Unpaid trainers with the "Adopt-a-Bull" program arrive weekly to teach pitbull terriers — a breed with a bad reputation that makes up 70 percent of the shelter's dog population — basic skills such as sitting on command. Other volunteers agree to foster animals temporarily.

• The shelter staff markets their no-kill approach relentlessly. There are frequent adoption promotions, such as free cats in December. A website features photos of all animals up for adoption taken by volunteer professionals. They capture the animals at play or in full portrait, rather than in a cage.

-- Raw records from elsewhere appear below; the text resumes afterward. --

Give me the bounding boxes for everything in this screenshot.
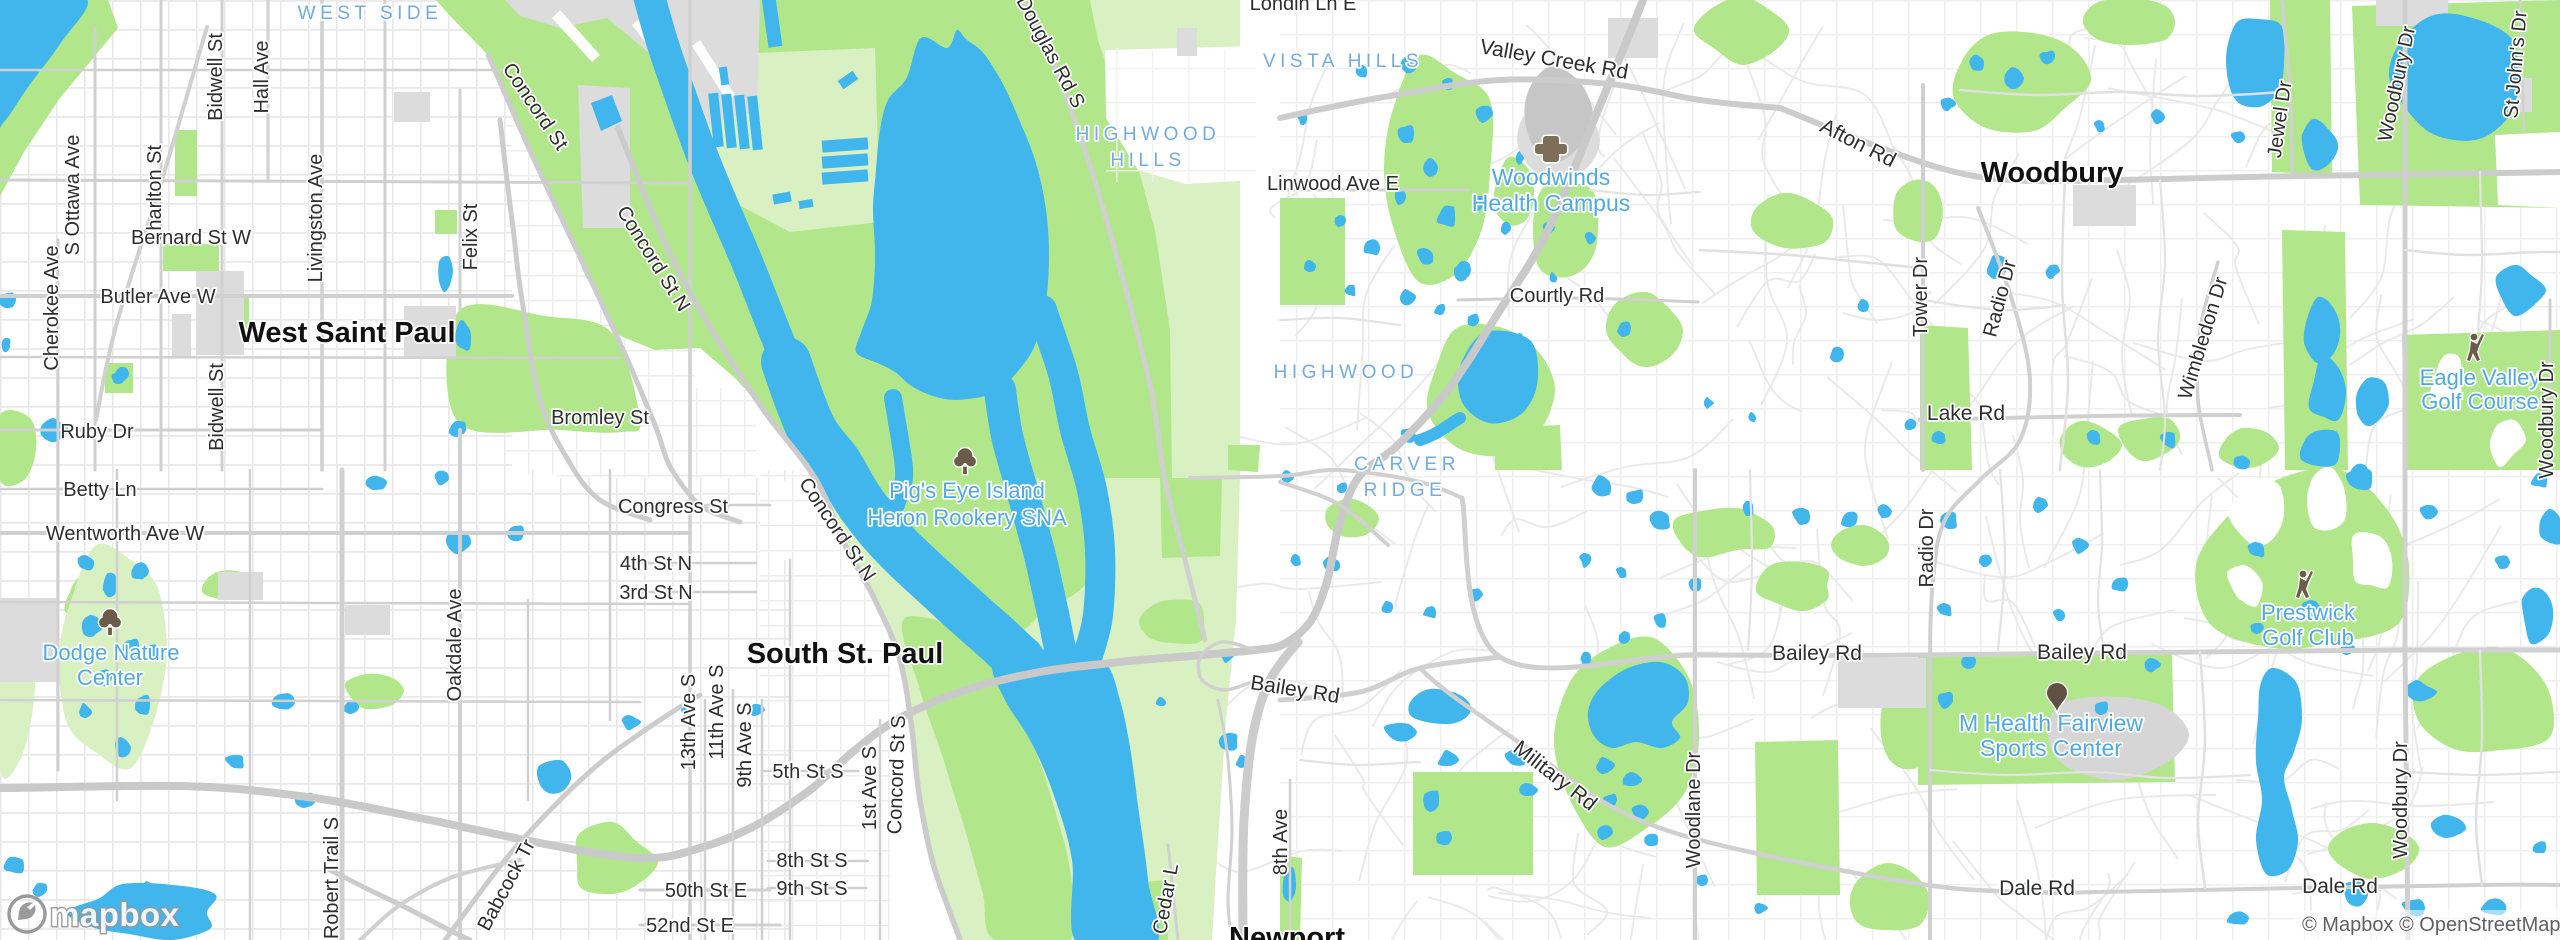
svg-text:Bailey Rd: Bailey Rd [1772,642,1862,665]
svg-text:HIGHWOOD: HIGHWOOD [1076,124,1221,145]
svg-text:50th St E: 50th St E [665,880,747,902]
svg-text:HIGHWOOD: HIGHWOOD [1274,362,1419,383]
svg-text:Felix St: Felix St [460,203,482,270]
svg-text:Congress St: Congress St [618,496,728,518]
svg-text:Betty Ln: Betty Ln [63,479,136,501]
svg-text:S Ottawa Ave: S Ottawa Ave [62,135,84,256]
svg-text:Prestwick: Prestwick [2261,600,2356,625]
svg-text:Wentworth Ave W: Wentworth Ave W [46,523,204,545]
svg-text:5th St S: 5th St S [772,761,843,783]
svg-text:Londin Ln E: Londin Ln E [1250,0,1357,15]
svg-text:Hall Ave: Hall Ave [251,40,273,113]
svg-text:52nd St E: 52nd St E [646,915,734,937]
svg-text:West Saint Paul: West Saint Paul [238,317,455,349]
svg-text:8th Ave: 8th Ave [1270,809,1292,875]
svg-text:11th Ave S: 11th Ave S [706,665,728,760]
svg-text:Golf Course: Golf Course [2421,389,2538,414]
svg-text:9th Ave S: 9th Ave S [734,702,756,787]
svg-text:Robert Trail S: Robert Trail S [321,817,343,939]
svg-text:CARVER: CARVER [1354,454,1460,475]
svg-text:Radio Dr: Radio Dr [1916,508,1938,587]
svg-text:Ruby Dr: Ruby Dr [60,421,134,443]
svg-text:Courtly Rd: Courtly Rd [1510,285,1604,307]
svg-text:Pig's Eye Island: Pig's Eye Island [889,478,1045,503]
svg-text:Dodge Nature: Dodge Nature [43,640,180,665]
svg-text:HILLS: HILLS [1110,150,1185,171]
svg-text:Newport: Newport [1229,922,1345,940]
svg-text:Woodbury Dr: Woodbury Dr [2390,741,2412,859]
svg-text:Bromley St: Bromley St [551,407,649,429]
svg-text:VISTA HILLS: VISTA HILLS [1263,51,1423,72]
svg-text:Woodbury: Woodbury [1981,157,2124,189]
svg-text:4th St N: 4th St N [620,553,692,575]
svg-text:Golf Club: Golf Club [2262,625,2354,650]
svg-text:Center: Center [77,665,143,690]
svg-text:Linwood Ave E: Linwood Ave E [1267,173,1399,195]
svg-text:M Health Fairview: M Health Fairview [1959,710,2143,736]
svg-text:Sports Center: Sports Center [1980,735,2122,761]
svg-text:mapbox: mapbox [50,896,180,933]
svg-text:© Mapbox © OpenStreetMap: © Mapbox © OpenStreetMap [2302,914,2560,936]
svg-text:Oakdale Ave: Oakdale Ave [444,588,466,701]
svg-text:Heron Rookery SNA: Heron Rookery SNA [867,505,1067,530]
svg-text:Woodbury Dr: Woodbury Dr [2536,361,2558,479]
svg-text:9th St S: 9th St S [776,878,847,900]
svg-text:Dale Rd: Dale Rd [2302,875,2378,898]
svg-text:Cherokee Ave: Cherokee Ave [41,245,63,370]
svg-text:Livingston Ave: Livingston Ave [305,154,327,283]
svg-text:Tower Dr: Tower Dr [1910,257,1932,337]
svg-text:Bidwell St: Bidwell St [205,33,227,121]
svg-text:WEST SIDE: WEST SIDE [298,3,443,24]
svg-text:Bernard St W: Bernard St W [131,227,251,249]
svg-text:Lake Rd: Lake Rd [1927,402,2005,425]
svg-text:1st Ave S: 1st Ave S [859,746,881,830]
svg-text:3rd St N: 3rd St N [619,582,692,604]
svg-text:Woodlane Dr: Woodlane Dr [1683,751,1705,868]
svg-text:Health Campus: Health Campus [1472,190,1631,216]
svg-text:South St. Paul: South St. Paul [747,638,944,670]
svg-text:Dale Rd: Dale Rd [1999,877,2075,900]
svg-text:Butler Ave W: Butler Ave W [100,286,215,308]
svg-text:Bidwell St: Bidwell St [206,363,228,451]
svg-text:8th St S: 8th St S [776,850,847,872]
svg-text:Bailey Rd: Bailey Rd [2037,641,2127,664]
svg-text:Concord St S: Concord St S [884,715,910,835]
svg-text:13th Ave S: 13th Ave S [678,674,700,770]
svg-text:Woodwinds: Woodwinds [1492,164,1610,190]
svg-text:RIDGE: RIDGE [1364,480,1447,501]
svg-text:Eagle Valley: Eagle Valley [2420,365,2541,390]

Dog walkers are encouraged to write their impressions of each animal on a whiteboard displayed in the adoption room. They do, with comments like, "Happy boy!"

• The biggest change came before commissioners adopted no-kill as their mantra. The main shelter, off U.S. 41 in Palmetto, is tricky to find. Two years ago, the county opened an adoption center in a downtown Bradenton office space.

Now dogs and cats are on display in one of Manatee's prime districts, a place dedicated solely to the happy part of animal services: finding pets new homes.

"It used to be like, 'They're animal services. They kill,' " said Cheryl Thompson, an animal care specialist who works on a rotation at the adoption center. "This is more rewarding."

• Working with nonprofit groups, Manatee also enthusiastically supports a practice known as trap-neuter-vaccinate-release. It involves trapping stray or feral cats, getting them fixed and re-releasing them.

Cats make up the biggest share of animals killed at shelters. Trap-neuter-release is credited by advocates with sharply reducing their number.

• • •

The no-kill movement has its detractors. They say it drives up taxpayers' costs with longer hold times and increased medical treatment at shelters and sets unrealistic expectations.

Trapping and re-releasing cats has by far drawn the most skepticism from a Hillsborough County task force studying no-kill practices. Critics say it reintroduced feral cats to the wild, susceptible to disease, cars and cruel death.

"We can't do that with dogs," said Christy Layton, president of the county's Veterinary Medical Society. "Why should we do it with cats?"

Weiskopf notes the practice returns cats to their old environment but leaves them unable to reproduce. Why is killing them better?

"The problem is never going to go away," he said. "All we can do is reduce it."

He said his office budget has remained flat since implementing the no-kill policy. Savings come incrementally: Less propane for the animal incinerator. Donors help pay medical costs.

Other Hillsborough critics say both Manatee and Hillsborough have shown a reduction in the number of animals taken in by limiting drop-off hours.

Ian Hallett, hired by Hillsborough County in May to oversee animal services after helping run the no-kill shelter in Austin, Texas, said he recently expanded hours. He said intake has dropped because of the success of low or no-cost spay and neuter programs.

He is already taking steps to further encourage adoptions, including extending adoption hours. While he is thankful for volunteers, he wants to expand their ranks. And he's eager to hear the task force's recommendations.

Ken Hagan, the Hillsborough County Commission chairman who pushed a Save 90 target, said his main goal is reducing the number of animals killed each year. More than 13,000 dogs and cats were euthanized at Hillsborough's animal shelter last year, 66 percent of the animals there.

"I think we can get hung up on the term, no-kill," he said. "The goal is to maximize the save rate."